Do you hear what I hear?

So, last night was the Grammy Awards show — I was looking forward to seeing the performances because Mike and I had really enjoyed last year’s show and hoped for the same “wow factor” this year. Sadly, the evening was rather overshadowed by Whitney Houston’s death, which preoccupied much of the evening. (With no mention of how she had destroyed her life with drugs and alcohol — no cautionary tales or “just say no” messages, which is too bad.) But we thought some of the performances were fantastic — Bruce Springsteen, Bruno Mars, Jennifer Hudson, and especially Adele all stood out for me. We missed the last few acts, though, because The Walking Dead (could be a band name, but no, a series about a zombie apocalypse, which also sounds like it could be a band) reappeared and I didn’t want to miss the second showing of the new episode at 11:00.

This morning I surfed a bit to see what I had missed (turns out it was Nicki Minaj — who gave a bizarre and Catholic-offensive performance from what I read — and Paul McCartney singing Beatles tunes, which I’m SO sorry I missed). Anyway, what puzzled me most were the comments I read about the performances I had seen that left me wondering if we were watching the same show.
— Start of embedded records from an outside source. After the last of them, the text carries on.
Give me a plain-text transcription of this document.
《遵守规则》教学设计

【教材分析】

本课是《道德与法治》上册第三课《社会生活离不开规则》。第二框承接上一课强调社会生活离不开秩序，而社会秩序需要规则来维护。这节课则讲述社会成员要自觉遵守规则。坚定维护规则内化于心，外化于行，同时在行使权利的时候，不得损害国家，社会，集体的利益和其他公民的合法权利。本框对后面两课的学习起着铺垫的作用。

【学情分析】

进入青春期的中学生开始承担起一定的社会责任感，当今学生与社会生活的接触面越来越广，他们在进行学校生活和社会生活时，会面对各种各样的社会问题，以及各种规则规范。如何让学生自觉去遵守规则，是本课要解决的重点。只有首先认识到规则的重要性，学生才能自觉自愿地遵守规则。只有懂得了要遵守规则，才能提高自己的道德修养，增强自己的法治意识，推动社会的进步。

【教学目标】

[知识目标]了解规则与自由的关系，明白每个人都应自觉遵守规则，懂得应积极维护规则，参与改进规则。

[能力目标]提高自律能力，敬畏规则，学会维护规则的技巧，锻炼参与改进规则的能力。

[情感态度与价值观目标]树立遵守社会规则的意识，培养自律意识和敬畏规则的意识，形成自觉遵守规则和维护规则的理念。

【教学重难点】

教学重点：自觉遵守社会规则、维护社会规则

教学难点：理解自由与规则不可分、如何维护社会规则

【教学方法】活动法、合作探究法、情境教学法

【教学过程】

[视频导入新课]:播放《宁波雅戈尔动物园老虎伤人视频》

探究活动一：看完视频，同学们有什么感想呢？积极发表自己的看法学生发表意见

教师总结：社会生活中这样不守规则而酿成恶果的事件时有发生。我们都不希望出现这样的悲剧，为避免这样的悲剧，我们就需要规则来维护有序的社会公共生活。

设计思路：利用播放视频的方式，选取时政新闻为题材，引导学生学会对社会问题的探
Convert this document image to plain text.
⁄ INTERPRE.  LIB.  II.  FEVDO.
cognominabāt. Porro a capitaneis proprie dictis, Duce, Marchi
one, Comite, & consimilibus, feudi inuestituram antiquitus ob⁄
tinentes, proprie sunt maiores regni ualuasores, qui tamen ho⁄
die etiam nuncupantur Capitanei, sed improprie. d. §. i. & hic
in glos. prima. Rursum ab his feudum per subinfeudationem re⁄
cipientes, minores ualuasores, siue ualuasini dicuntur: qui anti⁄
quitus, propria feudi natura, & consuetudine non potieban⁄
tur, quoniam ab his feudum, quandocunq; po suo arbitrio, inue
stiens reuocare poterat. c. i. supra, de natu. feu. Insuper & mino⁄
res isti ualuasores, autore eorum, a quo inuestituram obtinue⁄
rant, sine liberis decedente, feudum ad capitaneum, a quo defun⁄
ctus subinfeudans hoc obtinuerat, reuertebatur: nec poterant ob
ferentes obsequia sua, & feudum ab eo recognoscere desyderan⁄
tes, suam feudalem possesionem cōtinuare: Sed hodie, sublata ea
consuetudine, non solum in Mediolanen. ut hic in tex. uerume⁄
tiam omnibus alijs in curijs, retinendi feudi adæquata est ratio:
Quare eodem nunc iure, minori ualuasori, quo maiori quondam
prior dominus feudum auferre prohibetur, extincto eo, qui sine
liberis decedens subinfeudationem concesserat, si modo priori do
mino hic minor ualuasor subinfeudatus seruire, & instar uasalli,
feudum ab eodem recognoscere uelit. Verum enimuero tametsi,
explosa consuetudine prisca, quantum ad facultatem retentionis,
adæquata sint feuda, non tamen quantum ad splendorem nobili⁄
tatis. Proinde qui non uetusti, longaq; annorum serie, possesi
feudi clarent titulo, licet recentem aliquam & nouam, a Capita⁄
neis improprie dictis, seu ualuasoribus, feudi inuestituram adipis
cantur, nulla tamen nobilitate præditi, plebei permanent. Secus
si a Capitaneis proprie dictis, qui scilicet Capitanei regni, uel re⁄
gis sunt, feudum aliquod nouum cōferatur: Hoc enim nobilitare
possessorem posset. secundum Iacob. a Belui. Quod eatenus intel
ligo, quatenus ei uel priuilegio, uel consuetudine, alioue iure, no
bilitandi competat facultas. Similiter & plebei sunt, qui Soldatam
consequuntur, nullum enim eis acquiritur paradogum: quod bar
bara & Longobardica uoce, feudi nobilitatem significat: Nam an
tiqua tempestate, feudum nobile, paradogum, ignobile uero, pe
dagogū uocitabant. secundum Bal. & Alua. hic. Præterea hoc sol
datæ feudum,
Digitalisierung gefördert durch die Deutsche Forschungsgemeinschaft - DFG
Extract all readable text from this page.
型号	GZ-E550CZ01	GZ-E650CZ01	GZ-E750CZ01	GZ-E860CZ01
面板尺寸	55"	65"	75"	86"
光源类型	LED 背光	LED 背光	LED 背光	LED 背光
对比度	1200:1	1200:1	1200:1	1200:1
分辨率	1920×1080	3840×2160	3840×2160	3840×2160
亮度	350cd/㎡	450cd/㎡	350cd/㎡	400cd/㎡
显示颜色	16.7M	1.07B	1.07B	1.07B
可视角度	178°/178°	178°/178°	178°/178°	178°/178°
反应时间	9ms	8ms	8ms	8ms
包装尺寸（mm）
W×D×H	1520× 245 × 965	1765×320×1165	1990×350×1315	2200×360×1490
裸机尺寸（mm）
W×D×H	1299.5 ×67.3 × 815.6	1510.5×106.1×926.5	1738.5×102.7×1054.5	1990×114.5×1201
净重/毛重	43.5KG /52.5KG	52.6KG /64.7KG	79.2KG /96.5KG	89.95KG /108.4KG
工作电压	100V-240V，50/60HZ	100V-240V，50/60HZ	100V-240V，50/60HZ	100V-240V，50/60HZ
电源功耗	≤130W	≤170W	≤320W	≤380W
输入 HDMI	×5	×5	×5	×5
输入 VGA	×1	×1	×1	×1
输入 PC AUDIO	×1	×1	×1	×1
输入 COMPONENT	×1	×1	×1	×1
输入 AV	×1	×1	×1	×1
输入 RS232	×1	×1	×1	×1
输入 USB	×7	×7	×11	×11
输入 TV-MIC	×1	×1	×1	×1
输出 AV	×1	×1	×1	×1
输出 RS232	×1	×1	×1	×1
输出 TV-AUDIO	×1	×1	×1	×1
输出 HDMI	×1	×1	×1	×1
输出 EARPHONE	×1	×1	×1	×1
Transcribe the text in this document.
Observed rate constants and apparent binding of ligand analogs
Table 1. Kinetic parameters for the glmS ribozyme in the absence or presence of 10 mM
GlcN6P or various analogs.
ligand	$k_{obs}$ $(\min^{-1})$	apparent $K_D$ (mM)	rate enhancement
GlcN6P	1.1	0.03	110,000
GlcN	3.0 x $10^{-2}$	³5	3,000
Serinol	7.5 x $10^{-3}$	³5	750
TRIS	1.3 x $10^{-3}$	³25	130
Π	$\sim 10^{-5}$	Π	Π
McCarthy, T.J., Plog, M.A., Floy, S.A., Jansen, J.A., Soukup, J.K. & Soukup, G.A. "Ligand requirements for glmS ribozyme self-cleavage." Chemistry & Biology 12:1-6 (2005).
People hate Adele? Really? I guess not everyone likes a blues-y voice or non-rock music (or non-classical, non-jazz, or non-whatever-genre-she’s-not-that-they-like). And they thought her voice was obviously not recovered from her vocal chord surgery? Really? I don’t get what there was to criticize about her performance. Do they think live performances are supposed to sound exactly like the CD (even though hers, amazingly, pretty much did)? They thought Jennifer Hudson was “OK” in her Whitney tribute (“I will always love you”), but obviously holding back? Holding back? Good Lord, you mean she can sing even better than she did? No, she’s not Whitney Houston…but she did that song proud. (Although, I agreed with commenters who said it would have been better to have Dolly Parton sing it.)

You had people questioning the Beach Boys tribute…why Coldplay was there when they are “obviously” so unexciting and overrated…who’s Glen Campbell?…why can’t that lead singer of Foo Fighters even sing?…gosh, doesn’t that Bruno Mars get annoying?…and why the heck is there even a Grammy’s show to begin with? Why do those people need another narcissistic awards show so they can celebrate themselves?

For everything I liked, and everything I didn’t like, there were comments from those who felt completely the opposite.

And, that’s why I read comments.

Because it’s so easy to believe that your perception is the “only” perception and the “right” perception. That people must hear and see and think the same as you, because, well, it’s just so obvious. How could you not agree?

From politics to TV shows to movies to books (Amazon reviews) to climate change to fracking to music — we all have our own perceptions and preferences. I watch Fox because their spin on things generally agrees with mine; others watch CNN or MSNBC because they like that spin; others watch Colbert (and think it’s a news show) because they like his spin. It’s all got spin, even though, to fans, it’s simply and so obviously “the truth.”

More and more, I think the truth about anything more than indisputable facts (along the lines of “the earth revolves around the sun”) seems to be completely based on how you spin it.

But, I will say, to those of you who don’t like Adele or thought Jennifer Hudson gave a so-so performance: You’re just wrong.

There is no truth. There is only perception.